Par exemple, la loi brésilienne prévoit que les tribunaux peuvent décider de faire bénéficier la personne plaignante/survivante, homme ou femme, des programmes d’aide disponibles au niveau de l’État fédéral, des États et des municipalités ; elle dispose que cette personne est prioritaire pour les mutations si elle est fonctionnaire, ou lui garantit un emploi pendant une période pouvant aller jusqu’à six mois si elle doit quitter son lieu de travail (art. 9).

La loi doit également disposer que la dot remise par la famille de la fiancée au couple marié, tout en pouvant être partagée et utilisée pour les besoins du ménage, demeure la propriété de la fiancée et lui appartient. La loi doit prévoir qu’en cas de décès la dot revient aux enfants de la femme, si elle en a, ou à ses parents. Il faut enfin une disposition prévoyant que la victime puisse intenter une action civile, soit pour récupérer la dot soit pour obtenir une indemnisation.

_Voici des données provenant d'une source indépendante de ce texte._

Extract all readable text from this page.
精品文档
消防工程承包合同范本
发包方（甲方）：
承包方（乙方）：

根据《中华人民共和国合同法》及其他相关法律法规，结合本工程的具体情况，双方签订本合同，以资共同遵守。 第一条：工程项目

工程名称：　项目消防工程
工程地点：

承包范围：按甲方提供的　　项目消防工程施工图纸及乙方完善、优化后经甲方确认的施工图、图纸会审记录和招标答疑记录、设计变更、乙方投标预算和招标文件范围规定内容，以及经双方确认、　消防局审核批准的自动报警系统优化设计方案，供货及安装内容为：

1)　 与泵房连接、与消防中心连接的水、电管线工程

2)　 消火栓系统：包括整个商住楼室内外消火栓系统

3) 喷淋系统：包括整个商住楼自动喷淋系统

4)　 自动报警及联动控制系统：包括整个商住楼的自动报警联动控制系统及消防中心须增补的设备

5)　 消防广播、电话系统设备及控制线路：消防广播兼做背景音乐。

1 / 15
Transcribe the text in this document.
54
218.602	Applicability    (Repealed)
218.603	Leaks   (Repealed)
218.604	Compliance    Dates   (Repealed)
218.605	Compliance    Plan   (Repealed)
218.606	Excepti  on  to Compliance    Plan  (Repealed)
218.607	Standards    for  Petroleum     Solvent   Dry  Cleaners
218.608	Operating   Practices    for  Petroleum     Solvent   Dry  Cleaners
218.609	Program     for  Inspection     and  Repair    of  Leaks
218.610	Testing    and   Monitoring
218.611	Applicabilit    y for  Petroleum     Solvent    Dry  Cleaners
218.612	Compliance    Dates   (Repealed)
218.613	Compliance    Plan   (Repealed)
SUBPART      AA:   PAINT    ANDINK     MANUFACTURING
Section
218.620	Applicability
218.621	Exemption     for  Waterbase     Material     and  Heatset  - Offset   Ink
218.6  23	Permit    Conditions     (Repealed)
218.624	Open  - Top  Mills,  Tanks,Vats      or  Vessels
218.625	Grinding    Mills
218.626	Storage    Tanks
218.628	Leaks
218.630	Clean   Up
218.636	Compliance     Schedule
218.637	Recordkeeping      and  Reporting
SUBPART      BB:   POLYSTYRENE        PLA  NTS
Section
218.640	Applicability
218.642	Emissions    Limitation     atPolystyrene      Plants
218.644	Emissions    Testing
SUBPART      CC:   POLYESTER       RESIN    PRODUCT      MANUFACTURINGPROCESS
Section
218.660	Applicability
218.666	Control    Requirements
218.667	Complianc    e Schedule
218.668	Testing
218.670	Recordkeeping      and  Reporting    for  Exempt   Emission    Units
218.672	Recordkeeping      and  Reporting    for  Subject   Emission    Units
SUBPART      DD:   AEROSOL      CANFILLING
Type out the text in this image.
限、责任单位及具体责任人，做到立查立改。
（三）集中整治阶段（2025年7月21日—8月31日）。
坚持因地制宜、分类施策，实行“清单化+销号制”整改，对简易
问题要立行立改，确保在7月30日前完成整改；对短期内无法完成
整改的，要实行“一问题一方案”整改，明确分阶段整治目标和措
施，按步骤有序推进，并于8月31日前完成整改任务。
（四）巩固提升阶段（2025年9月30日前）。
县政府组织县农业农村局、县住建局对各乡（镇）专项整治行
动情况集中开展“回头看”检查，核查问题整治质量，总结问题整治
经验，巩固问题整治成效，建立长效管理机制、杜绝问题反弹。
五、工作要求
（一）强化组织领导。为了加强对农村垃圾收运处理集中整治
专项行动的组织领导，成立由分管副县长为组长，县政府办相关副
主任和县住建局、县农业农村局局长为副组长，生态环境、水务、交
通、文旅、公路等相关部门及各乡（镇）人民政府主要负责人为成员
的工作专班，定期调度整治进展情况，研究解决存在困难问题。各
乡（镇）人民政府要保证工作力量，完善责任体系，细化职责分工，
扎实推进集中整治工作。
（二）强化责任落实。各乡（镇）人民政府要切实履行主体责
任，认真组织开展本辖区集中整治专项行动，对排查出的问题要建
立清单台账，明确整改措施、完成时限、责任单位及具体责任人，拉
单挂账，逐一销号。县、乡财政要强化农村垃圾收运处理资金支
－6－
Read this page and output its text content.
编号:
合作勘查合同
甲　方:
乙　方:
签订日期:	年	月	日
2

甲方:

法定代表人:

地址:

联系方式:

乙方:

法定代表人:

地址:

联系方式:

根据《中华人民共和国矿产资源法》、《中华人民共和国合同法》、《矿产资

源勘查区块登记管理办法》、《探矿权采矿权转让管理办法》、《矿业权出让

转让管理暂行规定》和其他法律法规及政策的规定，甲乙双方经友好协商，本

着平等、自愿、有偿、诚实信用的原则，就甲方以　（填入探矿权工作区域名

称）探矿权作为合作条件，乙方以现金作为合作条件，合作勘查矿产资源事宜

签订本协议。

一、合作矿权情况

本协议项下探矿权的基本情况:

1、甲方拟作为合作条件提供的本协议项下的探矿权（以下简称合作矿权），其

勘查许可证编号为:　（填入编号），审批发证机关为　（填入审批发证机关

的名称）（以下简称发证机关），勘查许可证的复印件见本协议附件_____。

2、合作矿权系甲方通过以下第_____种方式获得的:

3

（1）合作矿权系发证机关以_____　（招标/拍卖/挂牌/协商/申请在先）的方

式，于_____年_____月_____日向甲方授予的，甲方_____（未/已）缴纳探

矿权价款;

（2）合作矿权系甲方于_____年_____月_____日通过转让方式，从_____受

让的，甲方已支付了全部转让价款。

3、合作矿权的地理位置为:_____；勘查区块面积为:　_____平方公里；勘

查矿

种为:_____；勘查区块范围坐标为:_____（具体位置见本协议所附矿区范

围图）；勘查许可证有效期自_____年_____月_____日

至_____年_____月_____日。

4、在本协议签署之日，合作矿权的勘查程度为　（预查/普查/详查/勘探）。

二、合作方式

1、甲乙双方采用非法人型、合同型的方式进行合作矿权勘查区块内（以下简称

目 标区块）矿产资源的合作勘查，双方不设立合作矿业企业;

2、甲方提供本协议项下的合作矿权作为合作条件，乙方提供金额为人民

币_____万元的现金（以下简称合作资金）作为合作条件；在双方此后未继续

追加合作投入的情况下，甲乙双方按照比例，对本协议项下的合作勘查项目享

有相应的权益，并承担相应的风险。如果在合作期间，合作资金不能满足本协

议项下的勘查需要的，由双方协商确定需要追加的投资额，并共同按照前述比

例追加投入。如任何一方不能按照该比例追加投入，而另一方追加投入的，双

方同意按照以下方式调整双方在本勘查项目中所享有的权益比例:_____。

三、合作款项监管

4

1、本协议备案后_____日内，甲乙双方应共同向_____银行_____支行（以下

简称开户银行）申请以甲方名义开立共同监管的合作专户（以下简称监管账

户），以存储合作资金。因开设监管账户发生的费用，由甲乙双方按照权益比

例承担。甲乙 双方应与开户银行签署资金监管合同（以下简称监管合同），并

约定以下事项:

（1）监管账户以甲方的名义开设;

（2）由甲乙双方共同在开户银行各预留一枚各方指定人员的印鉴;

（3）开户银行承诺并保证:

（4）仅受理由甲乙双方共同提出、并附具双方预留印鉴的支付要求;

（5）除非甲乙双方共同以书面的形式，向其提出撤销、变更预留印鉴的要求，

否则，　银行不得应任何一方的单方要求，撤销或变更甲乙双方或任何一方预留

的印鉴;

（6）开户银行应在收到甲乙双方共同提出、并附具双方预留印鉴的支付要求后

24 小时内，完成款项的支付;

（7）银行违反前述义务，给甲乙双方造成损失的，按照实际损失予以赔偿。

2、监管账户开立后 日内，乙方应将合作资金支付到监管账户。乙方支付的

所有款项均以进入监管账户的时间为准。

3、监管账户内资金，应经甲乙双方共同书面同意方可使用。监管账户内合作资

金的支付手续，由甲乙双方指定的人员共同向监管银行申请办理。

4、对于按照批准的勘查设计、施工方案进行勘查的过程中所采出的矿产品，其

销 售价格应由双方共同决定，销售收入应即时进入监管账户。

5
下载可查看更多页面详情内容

Pratique encourageante : aux termes de la Loi indienne sur l’interdiction de la dot [TO BE UPLOADED], la dot (contrairement aux simples cadeaux) doit être remise à la femme dans les trois mois qui suivent le mariage, l’acceptation de la dot ou son 18e anniversaire. Si la dot n’est pas remise à l'épouse dans le délai prescrit, celle-ci peut déposer plainte contre sa belle-famille, qui peut être condamnée à une peine d'amende (de 5 000 à 10 000 roupies) ou d’emprisonnement (de six mois à deux ans), voire les deux. Le législateur doit envisager de faire voter des lois disposant que le titre et le droit de propriété afférents à la dot sont automatiquement au nom de la fiancée ou de l’épouse. Dans l’affaire Pratibha Rani c. Suraj Kumar (AIR 1985 SC 628), l’épouse avait reçu de ses parents, à titre de dot, une somme d’argent, de l'or, des vêtements et d'autres objets. Sa belle-famille l’avait chassée de chez elle en ne lui laissant que trois vêtements et en refusant de lui rendre le reste. La Cour suprême a jugé que la jouissance et l’usage communs de la dot et des cadeaux par les membres du ménage n’étaient pas synonymes de copropriété ni de droit de contrôle conjoint. L'époux ou la belle-famille peuvent exercer un droit d'usage ou de garde sur la dot, en qualité de fiduciaires, mais la dot demeure la propriété de l’épouse nonobstant l’usage conjoint.
Pratique encourageante : la loi espagnole (en espagnol) contient un système exhaustif d’aide aux victimes, qui prévoit des droits en matière d’emploi (art. 21), des aides financières (art. 27) et un accès prioritaire aux logements sociaux (art. 28).

(Voir le Plan de loi type des Nations Unies, qui contient une « déclaration des droits de la victime » ; et Protection des victimes, aide et soutien (en anglais), StopVAW, The Advocates for Human Rights.)